When comparing multiple runs with different conditions, I prefer to make two plots, each containing two variables, so that I can easily look at how 4 variables progressed for a condition and keep them together. dual_subplot is called and passed the four variables I am interested in plotting, along with titles to make clear what we’re looking at:
dual_subplot('viability', 'VCD', 'mOsm', 'IGG', metrics = low_metrics,
big_title = r'Seed Density: 2 e5c/ml', left_title = 'Viability vs VCD',
right_title = 'Osmo vs IGG')
When looking at these, I notice a few trends:
- The higher the seed density, the earlier the VCD peak
- The higher the seed density, the deeper the crash in death phase
- The lowest seed density starts producing IGG later and doesn’t get to the same level before being harvested
- The feed strategy tends to alternate between over-and-undershooting
The first three are somewhat to be expected, and the last could warrant further investigation (although it’s probably because we used basic_fed_batch_feed
as the strategy, and had no historical data to feed by).

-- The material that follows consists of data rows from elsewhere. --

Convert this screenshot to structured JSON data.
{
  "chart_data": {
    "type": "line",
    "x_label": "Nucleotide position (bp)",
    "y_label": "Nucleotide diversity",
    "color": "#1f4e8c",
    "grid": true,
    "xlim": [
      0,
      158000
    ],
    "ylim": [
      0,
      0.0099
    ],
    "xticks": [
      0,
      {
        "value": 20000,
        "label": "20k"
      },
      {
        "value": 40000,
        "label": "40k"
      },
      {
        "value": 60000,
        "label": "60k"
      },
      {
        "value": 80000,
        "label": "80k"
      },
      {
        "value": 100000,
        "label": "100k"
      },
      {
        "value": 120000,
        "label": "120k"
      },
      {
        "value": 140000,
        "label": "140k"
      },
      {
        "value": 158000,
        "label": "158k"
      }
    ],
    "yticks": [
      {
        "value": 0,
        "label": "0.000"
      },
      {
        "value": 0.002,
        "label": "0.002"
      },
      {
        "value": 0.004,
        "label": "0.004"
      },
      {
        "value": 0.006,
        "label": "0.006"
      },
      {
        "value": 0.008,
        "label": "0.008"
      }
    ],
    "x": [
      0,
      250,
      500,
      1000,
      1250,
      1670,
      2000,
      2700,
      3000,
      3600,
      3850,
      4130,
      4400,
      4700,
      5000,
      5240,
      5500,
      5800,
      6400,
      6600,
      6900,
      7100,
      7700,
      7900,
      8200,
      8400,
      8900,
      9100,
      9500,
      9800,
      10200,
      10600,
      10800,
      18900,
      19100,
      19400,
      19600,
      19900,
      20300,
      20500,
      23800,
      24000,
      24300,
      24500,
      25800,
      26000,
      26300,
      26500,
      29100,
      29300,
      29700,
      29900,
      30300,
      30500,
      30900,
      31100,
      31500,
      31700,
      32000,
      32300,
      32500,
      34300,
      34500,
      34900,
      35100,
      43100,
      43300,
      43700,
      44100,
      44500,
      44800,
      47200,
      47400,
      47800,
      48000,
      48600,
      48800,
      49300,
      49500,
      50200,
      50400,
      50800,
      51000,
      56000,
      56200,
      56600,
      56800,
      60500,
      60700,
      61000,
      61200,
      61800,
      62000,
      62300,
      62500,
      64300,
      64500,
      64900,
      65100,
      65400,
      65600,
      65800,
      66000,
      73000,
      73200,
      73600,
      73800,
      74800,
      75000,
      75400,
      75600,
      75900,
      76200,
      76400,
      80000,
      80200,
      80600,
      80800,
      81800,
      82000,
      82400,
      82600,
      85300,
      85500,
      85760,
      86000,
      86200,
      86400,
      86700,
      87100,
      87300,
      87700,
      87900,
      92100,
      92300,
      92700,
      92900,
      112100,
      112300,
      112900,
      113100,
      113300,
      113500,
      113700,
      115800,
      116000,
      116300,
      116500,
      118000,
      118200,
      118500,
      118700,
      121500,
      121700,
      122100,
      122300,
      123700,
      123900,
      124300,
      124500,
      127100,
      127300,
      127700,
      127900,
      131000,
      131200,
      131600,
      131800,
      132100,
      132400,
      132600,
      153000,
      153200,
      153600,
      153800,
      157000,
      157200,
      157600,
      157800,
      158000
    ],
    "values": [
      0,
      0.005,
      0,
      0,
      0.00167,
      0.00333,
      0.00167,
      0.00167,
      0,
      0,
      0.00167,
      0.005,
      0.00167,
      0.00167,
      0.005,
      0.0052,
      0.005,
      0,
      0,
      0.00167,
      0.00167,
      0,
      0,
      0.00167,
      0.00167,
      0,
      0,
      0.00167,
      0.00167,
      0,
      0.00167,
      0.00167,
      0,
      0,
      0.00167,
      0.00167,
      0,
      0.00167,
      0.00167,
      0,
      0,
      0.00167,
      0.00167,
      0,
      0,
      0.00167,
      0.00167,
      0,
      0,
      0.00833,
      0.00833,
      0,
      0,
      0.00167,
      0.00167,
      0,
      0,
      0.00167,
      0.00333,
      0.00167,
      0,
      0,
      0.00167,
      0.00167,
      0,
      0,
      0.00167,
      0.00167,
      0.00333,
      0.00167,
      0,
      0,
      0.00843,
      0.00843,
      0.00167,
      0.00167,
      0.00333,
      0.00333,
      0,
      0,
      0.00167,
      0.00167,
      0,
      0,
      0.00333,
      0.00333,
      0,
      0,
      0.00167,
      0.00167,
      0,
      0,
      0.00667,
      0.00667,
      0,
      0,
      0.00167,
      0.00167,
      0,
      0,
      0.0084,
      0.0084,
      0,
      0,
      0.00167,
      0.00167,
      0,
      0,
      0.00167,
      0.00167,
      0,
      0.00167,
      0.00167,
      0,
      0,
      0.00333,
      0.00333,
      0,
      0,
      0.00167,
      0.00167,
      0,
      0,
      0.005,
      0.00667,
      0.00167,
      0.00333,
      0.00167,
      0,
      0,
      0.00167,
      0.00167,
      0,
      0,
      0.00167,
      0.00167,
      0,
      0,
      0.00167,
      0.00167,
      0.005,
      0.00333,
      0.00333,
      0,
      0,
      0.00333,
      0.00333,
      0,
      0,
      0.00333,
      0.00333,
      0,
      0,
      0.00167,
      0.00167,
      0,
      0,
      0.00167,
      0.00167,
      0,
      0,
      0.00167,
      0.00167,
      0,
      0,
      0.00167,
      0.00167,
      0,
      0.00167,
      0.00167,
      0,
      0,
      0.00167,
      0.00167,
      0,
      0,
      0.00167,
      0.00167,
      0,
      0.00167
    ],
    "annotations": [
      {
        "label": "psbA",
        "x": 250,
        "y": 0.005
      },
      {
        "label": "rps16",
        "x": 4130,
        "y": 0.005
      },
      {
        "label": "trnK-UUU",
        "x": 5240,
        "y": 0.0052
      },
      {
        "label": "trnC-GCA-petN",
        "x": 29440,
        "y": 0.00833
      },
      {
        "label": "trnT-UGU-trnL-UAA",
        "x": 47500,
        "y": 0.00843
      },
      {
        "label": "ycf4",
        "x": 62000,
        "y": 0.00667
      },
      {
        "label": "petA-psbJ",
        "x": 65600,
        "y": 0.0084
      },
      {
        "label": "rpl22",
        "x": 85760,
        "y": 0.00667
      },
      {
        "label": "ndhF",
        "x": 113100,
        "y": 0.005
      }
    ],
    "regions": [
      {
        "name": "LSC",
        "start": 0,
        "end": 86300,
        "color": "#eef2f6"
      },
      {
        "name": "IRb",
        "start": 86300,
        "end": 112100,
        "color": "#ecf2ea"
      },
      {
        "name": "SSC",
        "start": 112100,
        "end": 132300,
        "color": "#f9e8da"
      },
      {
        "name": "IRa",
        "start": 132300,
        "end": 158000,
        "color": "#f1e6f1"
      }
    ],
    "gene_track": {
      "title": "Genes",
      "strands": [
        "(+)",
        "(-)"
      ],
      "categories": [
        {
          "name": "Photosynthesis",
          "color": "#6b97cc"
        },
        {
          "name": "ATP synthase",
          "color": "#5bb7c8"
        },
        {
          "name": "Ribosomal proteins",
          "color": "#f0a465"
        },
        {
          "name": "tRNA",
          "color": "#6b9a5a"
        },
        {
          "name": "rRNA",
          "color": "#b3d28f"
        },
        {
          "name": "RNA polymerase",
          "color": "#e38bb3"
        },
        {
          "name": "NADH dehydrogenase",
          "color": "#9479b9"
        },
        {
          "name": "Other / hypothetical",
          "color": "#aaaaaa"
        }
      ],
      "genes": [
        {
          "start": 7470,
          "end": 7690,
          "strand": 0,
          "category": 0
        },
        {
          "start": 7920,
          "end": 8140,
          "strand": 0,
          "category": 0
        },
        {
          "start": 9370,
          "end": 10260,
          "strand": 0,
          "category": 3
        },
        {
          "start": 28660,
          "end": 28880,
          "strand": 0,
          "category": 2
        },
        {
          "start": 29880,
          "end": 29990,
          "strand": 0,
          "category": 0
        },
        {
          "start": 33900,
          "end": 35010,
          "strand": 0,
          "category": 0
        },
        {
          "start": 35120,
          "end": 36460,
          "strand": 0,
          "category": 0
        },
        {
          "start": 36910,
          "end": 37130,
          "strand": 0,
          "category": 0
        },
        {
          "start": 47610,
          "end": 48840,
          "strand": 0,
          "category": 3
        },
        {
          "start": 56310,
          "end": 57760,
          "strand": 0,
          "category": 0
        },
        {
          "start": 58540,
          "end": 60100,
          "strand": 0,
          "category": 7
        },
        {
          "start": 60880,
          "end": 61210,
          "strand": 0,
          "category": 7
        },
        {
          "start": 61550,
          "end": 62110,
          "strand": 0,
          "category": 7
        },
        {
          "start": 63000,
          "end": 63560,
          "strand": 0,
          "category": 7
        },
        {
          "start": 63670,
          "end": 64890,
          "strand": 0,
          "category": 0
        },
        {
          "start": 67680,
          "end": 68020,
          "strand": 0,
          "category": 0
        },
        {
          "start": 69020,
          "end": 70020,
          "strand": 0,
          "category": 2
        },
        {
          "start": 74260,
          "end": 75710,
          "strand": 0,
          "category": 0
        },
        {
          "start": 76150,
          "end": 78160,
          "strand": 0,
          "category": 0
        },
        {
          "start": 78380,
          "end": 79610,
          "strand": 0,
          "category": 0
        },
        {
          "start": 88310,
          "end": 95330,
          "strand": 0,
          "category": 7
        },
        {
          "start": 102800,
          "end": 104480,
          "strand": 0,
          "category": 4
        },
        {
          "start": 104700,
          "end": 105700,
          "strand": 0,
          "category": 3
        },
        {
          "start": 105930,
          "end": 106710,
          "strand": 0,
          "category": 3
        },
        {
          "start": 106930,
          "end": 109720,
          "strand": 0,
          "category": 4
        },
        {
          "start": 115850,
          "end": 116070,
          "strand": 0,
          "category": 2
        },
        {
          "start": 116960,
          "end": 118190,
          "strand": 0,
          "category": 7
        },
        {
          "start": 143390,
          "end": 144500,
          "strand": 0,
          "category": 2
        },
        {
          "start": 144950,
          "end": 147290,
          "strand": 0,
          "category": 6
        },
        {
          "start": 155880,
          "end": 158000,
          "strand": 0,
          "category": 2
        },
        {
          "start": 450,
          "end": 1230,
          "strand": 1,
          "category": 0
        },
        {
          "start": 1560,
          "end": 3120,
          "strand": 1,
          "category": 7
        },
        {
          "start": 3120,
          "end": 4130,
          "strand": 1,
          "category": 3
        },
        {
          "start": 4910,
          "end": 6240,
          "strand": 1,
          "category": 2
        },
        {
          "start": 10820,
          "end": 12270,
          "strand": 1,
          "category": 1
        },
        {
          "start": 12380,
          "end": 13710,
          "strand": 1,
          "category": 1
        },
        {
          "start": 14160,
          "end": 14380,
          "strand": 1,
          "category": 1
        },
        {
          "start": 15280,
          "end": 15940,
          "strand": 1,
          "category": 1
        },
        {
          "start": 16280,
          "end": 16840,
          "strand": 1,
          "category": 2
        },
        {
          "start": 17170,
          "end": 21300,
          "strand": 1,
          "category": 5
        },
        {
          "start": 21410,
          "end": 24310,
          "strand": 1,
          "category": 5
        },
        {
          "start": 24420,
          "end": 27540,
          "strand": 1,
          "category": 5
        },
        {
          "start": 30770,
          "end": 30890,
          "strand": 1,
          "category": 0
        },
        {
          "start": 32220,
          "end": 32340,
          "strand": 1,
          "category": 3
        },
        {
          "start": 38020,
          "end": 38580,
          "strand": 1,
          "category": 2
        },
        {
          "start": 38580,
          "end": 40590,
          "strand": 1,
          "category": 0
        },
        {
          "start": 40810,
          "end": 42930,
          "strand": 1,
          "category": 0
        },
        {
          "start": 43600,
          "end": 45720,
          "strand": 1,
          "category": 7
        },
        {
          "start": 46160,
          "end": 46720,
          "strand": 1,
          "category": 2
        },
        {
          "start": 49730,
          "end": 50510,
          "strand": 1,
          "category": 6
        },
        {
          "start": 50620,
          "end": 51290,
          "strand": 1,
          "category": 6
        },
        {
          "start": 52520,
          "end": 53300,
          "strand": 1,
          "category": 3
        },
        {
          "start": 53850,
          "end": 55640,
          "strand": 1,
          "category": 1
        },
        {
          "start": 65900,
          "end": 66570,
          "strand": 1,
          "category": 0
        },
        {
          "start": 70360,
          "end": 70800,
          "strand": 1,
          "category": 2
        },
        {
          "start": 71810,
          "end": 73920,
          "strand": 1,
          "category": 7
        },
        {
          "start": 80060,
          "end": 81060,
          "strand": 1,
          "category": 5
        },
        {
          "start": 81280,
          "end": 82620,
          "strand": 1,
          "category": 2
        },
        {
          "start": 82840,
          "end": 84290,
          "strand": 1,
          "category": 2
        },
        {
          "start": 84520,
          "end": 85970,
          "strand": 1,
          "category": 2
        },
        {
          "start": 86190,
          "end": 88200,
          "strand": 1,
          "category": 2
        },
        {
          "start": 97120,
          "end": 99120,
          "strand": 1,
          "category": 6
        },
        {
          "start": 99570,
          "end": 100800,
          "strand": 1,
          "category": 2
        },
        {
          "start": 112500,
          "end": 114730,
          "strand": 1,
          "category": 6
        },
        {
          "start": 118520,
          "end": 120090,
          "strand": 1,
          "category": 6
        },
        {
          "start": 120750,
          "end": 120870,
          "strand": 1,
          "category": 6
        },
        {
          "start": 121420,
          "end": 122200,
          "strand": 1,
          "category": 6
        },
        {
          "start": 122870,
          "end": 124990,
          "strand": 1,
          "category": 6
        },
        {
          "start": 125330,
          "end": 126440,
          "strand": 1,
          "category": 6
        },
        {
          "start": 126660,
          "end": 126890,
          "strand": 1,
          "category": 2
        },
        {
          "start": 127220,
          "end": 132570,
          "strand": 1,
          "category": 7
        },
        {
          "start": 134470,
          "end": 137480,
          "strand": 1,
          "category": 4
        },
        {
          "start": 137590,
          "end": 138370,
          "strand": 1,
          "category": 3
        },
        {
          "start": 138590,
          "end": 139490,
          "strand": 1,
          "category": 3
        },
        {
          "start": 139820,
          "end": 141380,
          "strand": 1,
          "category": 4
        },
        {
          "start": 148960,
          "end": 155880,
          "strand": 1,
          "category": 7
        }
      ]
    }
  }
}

One thing we didn’t look at is what our final volume was, which we should probably do.
dual_plot('mass', 'mOsm feed rate', metrics = low_metrics)
dual_plot('mass', 'mOsm feed rate', metrics = high_metrics)
As we might expect, the lower seed density both took longer to start adding media and had less total added at harvest time (note that mass is the left axis).
It would be similarly trivial to graph glucose levels, oxygen levels, pH, and other metrics in the same manner.